HÄMNAREN
F.: Hugo Edlund; Int.: John Ekman (Jacob Kahn), Richard Lund (Josef), Edith Erastoff (Ester), Karin Molander (Emma), Wilh. Hansson (Georg Vide), Edmond Hansen, William Larsson; Prod.: Svenska Biografteatern; 35mm. L. or.: 1011 m. L.: 875 m. D.: 44’ a 18 f/s.
Film Notes
The film was thought lost until a near-complete tinted nitrate print with German intertitles was found by Stiftung Deutsche Kinemathek, Berlin in 2001. The print was in good physical condition and identified by Helmut Regel in Koblenz.
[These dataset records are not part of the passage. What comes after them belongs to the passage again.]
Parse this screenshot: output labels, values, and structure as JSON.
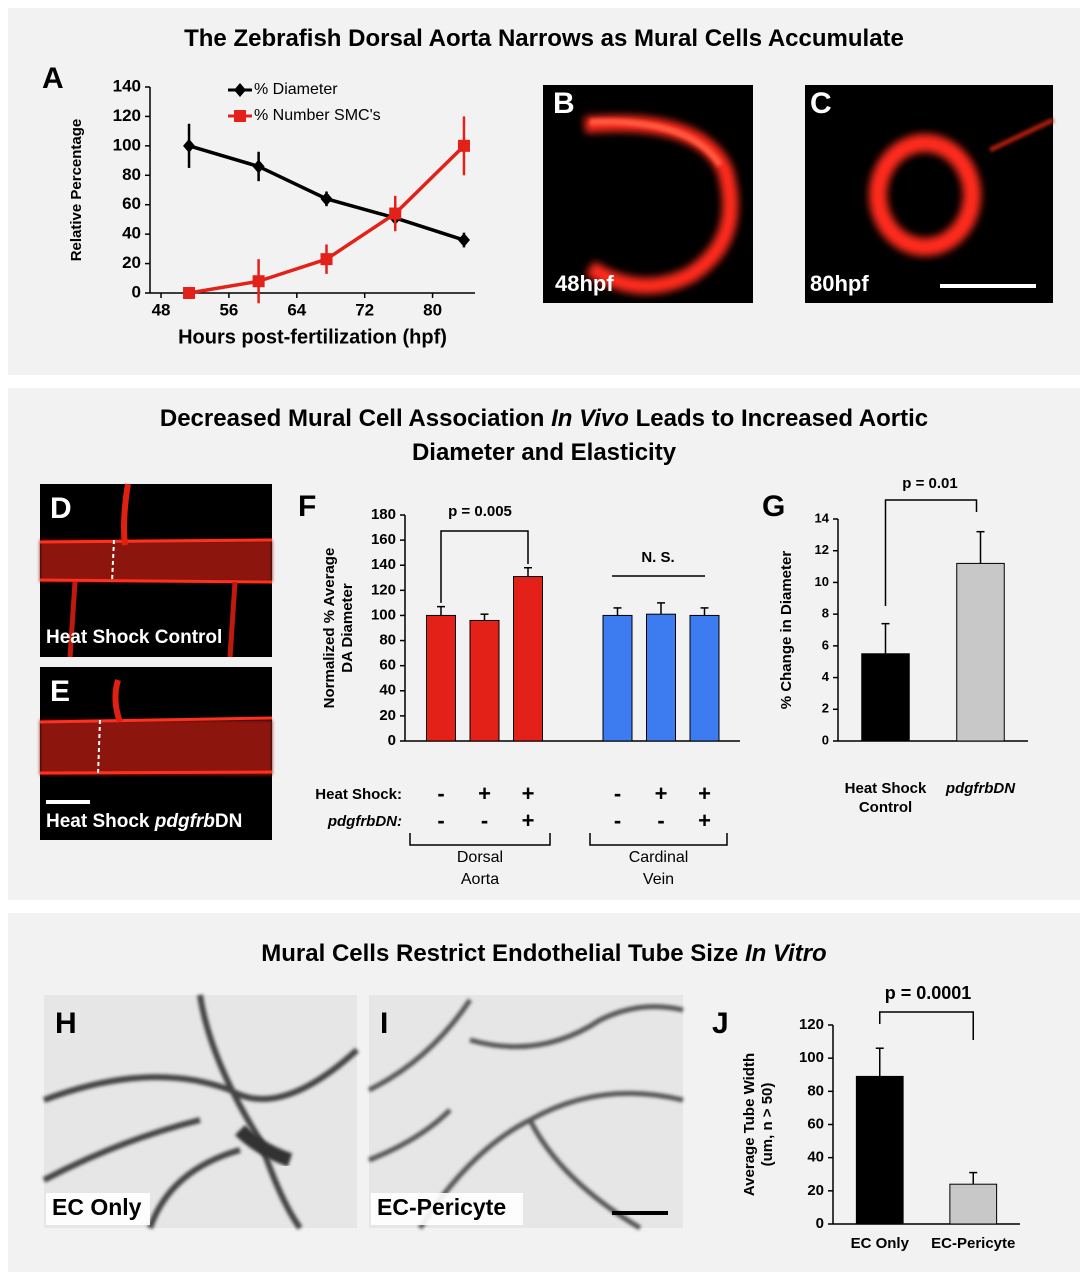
{
  "titles": [
    {
      "lines": [
        [
          {
            "text": "The Zebrafish Dorsal Aorta Narrows as Mural Cells Accumulate"
          }
        ]
      ]
    },
    {
      "lines": [
        [
          {
            "text": "Decreased Mural Cell Association "
          },
          {
            "text": "In Vivo",
            "italic": true
          },
          {
            "text": " Leads to Increased Aortic"
          }
        ],
        [
          {
            "text": "Diameter and Elasticity"
          }
        ]
      ]
    },
    {
      "lines": [
        [
          {
            "text": "Mural Cells Restrict Endothelial Tube Size "
          },
          {
            "text": "In Vitro",
            "italic": true
          }
        ]
      ]
    }
  ],
  "panel_labels": [
    "A",
    "B",
    "C",
    "D",
    "E",
    "F",
    "G",
    "H",
    "I",
    "J"
  ],
  "images": [
    {
      "panel": "B",
      "caption": [
        {
          "text": "48hpf"
        }
      ]
    },
    {
      "panel": "C",
      "caption": [
        {
          "text": "80hpf"
        }
      ]
    },
    {
      "panel": "D",
      "caption": [
        {
          "text": "Heat Shock Control"
        }
      ]
    },
    {
      "panel": "E",
      "caption": [
        {
          "text": "Heat Shock "
        },
        {
          "text": "pdgfrb",
          "italic": true
        },
        {
          "text": "DN"
        }
      ]
    },
    {
      "panel": "H",
      "caption": [
        {
          "text": "EC Only"
        }
      ]
    },
    {
      "panel": "I",
      "caption": [
        {
          "text": "EC-Pericyte"
        }
      ]
    }
  ],
  "chart_data": [
    {
      "type": "line",
      "ylabel": [
        "Relative Percentage"
      ],
      "xlabel": "Hours post-fertilization (hpf)",
      "x": [
        51.3,
        59.5,
        67.5,
        75.6,
        83.7
      ],
      "xlim": [
        46.7,
        85
      ],
      "xticks": [
        48,
        56,
        64,
        72,
        80
      ],
      "ylim": [
        0,
        140
      ],
      "yticks": [
        0,
        20,
        40,
        60,
        80,
        100,
        120,
        140
      ],
      "series": [
        {
          "name": "% Diameter",
          "color": "#000000",
          "marker": "diamond",
          "values": [
            100,
            86,
            64,
            51,
            36
          ],
          "errors": [
            15,
            10,
            5,
            5,
            5
          ]
        },
        {
          "name": "% Number SMC's",
          "color": "#e32119",
          "marker": "square",
          "values": [
            0,
            8,
            23,
            54,
            100
          ],
          "errors": [
            1,
            15,
            10,
            12,
            20
          ]
        }
      ]
    },
    {
      "type": "bar",
      "ylabel": [
        "Normalized % Average",
        "DA Diameter"
      ],
      "categories": [
        null,
        null,
        null,
        null,
        null,
        null
      ],
      "values": [
        100,
        96,
        131,
        100,
        101,
        100
      ],
      "errors": [
        7,
        5,
        7,
        6,
        9,
        6
      ],
      "colors": [
        "#e32119",
        "#e32119",
        "#e32119",
        "#3d7cf0",
        "#3d7cf0",
        "#3d7cf0"
      ],
      "ylim": [
        0,
        180
      ],
      "yticks": [
        0,
        20,
        40,
        60,
        80,
        100,
        120,
        140,
        160,
        180
      ],
      "annotations": [
        "p = 0.005",
        "N. S."
      ],
      "rows": [
        {
          "label": "Heat Shock:",
          "italic": false,
          "marks": [
            "-",
            "+",
            "+",
            "-",
            "+",
            "+"
          ]
        },
        {
          "label": "pdgfrbDN:",
          "italic": true,
          "marks": [
            "-",
            "-",
            "+",
            "-",
            "-",
            "+"
          ]
        }
      ],
      "groups": [
        {
          "name": [
            "Dorsal",
            "Aorta"
          ]
        },
        {
          "name": [
            "Cardinal",
            "Vein"
          ]
        }
      ]
    },
    {
      "type": "bar",
      "ylabel": [
        "% Change in Diameter"
      ],
      "categories": [
        [
          "Heat Shock",
          "Control"
        ],
        [
          "pdgfrbDN"
        ]
      ],
      "values": [
        5.5,
        11.2
      ],
      "errors": [
        1.9,
        2.0
      ],
      "colors": [
        "#000000",
        "#c8c8c8"
      ],
      "ylim": [
        0,
        14
      ],
      "yticks": [
        0,
        2,
        4,
        6,
        8,
        10,
        12,
        14
      ],
      "annotations": [
        "p = 0.01"
      ]
    },
    {
      "type": "bar",
      "ylabel": [
        "Average Tube Width",
        "(um, n > 50)"
      ],
      "categories": [
        [
          "EC Only"
        ],
        [
          "EC-Pericyte"
        ]
      ],
      "values": [
        89,
        24
      ],
      "errors": [
        17,
        7
      ],
      "colors": [
        "#000000",
        "#c8c8c8"
      ],
      "ylim": [
        0,
        120
      ],
      "yticks": [
        0,
        20,
        40,
        60,
        80,
        100,
        120
      ],
      "annotations": [
        "p = 0.0001"
      ]
    }
  ]
}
A duplicate negative was made, where Swedish intertitles were inserted, and a new print was struck in 2003. Prints of the German version were also made from the duplicate negative, before the insertion of Swedish titles.
The discovery of Hämnaren is nothing short of sensational, being now the oldest surviving film by Stiller. The shooting took place in April 1915, and was Stiller’s 23rd film since his directorial debut in 1912. A young student renounces a Jewish girl with whom he has had an affair, and their baby boy is raised by the girl’s cousin, a money-lender who many years later finds a way to avenge the injustice inflicted upon his family. True, the film is somewhat more static than other Stiller films, but it has a tense, dramatic atmosphere, and there is some highly evocative on-location footage, for instance at the cemetery. Stiller was born in Helsinki by Russian-Jewish parents, and Hämnaren is the only of the director’s more than forty films that takes place in a Jewish setting. When the young student, later to become a priest, refuses to marry the pregnant girl, he writes her a letter bluntly stating that marriage is impossible because she is a Jew and he is a Christian. In the German version he simply states that marriage would interfere with his studies. In fact, the titles in the German version differ significantly not only from the original Swedish titles but also from the titles in the English version. Stiller planned one more film in a Jewish setting. But after several rewritings of the script, the 1921 De landsflyktige instead came to depict the lives of Russian emigrés in Western Europe.